We previously showed that the choice of reconstruction methods did not affect the optimization for DBT acquisition parameters (angular span (ASP) and number of views (NOV)). We considered the task of detecting spherical lesions using a channelized Hoteling observer (CHO). The goal of this work is to validate our model observer results using human reader studies.

Methods:

Sets of DBT projections of multiple lesion-present and lesion-absent digital breast phantoms were generated using a virtual DBT system at various combinations of ASP and NOV. Each set of projections was reconstructed into DBT slices with several reconstruction methods. In this study, we investigated the performance trends for optimizing ASP at 9 views and optimizing NOV at 20o span with FBP and SART reconstructions. 140 sub-images for each geometry were extracted from the simulated DBT slices for human reading. Human observers scored each sub-image according to the confidence level for presence of a lesion at a known location. The area under the ROC curve (AUC) was estimated as a function of ASP or NOV for both reconstruction methods.
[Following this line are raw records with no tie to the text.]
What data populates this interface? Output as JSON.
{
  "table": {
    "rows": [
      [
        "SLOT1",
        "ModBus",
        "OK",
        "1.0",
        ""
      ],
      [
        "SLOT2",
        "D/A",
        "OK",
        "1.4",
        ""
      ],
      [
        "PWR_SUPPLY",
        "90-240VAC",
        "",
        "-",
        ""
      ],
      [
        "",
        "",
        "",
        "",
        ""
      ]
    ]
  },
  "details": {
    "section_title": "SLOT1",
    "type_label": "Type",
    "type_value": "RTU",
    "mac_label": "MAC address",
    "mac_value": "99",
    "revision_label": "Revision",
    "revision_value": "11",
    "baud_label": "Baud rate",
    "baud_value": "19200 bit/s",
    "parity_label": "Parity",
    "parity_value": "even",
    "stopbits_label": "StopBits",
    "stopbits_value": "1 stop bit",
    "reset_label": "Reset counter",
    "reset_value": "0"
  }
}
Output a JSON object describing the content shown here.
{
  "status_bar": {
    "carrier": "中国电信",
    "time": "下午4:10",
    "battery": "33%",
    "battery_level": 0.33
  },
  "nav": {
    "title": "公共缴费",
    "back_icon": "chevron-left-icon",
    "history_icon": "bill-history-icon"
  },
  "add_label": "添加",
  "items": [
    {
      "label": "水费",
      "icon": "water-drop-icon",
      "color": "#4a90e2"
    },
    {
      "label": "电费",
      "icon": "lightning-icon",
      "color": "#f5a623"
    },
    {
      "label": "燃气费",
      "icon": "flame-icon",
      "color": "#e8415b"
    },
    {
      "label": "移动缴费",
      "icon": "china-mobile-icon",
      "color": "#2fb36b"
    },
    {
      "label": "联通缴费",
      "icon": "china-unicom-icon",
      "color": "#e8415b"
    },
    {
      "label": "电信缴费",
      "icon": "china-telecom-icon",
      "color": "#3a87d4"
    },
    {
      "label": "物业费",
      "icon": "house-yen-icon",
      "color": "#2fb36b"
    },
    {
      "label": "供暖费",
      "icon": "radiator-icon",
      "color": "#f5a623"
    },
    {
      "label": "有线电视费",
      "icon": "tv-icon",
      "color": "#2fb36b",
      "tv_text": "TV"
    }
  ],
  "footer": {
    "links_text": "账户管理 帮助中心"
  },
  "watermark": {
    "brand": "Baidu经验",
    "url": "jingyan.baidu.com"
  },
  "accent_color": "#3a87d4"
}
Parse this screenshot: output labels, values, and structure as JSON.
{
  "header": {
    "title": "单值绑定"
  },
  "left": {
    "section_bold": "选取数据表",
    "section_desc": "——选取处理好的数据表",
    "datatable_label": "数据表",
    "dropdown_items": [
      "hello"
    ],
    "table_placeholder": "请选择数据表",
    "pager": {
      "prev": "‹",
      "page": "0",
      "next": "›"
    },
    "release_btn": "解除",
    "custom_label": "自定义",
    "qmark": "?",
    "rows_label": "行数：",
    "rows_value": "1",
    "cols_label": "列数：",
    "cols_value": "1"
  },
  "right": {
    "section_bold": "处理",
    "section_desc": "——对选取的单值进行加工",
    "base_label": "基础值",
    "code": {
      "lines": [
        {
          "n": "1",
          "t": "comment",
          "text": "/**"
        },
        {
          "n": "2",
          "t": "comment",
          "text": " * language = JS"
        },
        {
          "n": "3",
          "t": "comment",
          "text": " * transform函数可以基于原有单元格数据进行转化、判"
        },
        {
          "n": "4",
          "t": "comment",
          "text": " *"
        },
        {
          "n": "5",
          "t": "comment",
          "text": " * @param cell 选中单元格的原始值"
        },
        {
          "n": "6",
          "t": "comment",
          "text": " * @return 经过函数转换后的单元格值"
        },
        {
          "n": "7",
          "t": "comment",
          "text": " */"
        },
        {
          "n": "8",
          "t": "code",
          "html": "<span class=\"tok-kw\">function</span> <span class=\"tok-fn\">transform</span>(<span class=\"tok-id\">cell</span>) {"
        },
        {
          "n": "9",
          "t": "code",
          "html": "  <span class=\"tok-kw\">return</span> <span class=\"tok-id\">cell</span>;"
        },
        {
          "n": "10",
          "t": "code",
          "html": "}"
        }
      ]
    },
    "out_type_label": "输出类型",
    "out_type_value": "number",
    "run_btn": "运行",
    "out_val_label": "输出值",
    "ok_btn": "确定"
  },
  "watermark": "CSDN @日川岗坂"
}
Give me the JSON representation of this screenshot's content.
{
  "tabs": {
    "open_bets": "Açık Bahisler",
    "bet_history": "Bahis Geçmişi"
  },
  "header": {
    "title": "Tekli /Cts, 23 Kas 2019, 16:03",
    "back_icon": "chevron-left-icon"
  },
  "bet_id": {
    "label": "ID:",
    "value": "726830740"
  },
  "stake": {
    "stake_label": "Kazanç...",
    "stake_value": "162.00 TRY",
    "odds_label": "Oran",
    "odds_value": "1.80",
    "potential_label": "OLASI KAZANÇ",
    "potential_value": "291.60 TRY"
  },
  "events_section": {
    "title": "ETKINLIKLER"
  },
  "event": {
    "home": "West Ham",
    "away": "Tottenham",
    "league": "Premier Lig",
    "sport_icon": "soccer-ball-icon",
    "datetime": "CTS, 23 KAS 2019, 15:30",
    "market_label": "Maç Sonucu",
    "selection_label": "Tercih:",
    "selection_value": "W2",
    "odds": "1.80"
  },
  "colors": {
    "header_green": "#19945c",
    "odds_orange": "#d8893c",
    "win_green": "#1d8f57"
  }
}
AUC curves for the CHOs using Laguerre-Gauss (LG) and Square channels were also plotted for comparison.

Results:

Our initial results based on one reader indicate that the performance trends as a function of acquisition parameters are similar between the outcomes from FBP and SART reconstructions. Both the LG and the Square CHOs predict the reader's performance trends well. Results for a total of 4 readers will be presented at the time of conference.

Conclusion:

The preliminary results validate that the choice of reconstruction methods does not impact the optimization of DBT acquisition parameters. If confirmed, our results indicate that a CHO with LG or Square channels can predict human performance trends for detecting a spherical lesion in breast-mimicking tomosynthesis backgrounds.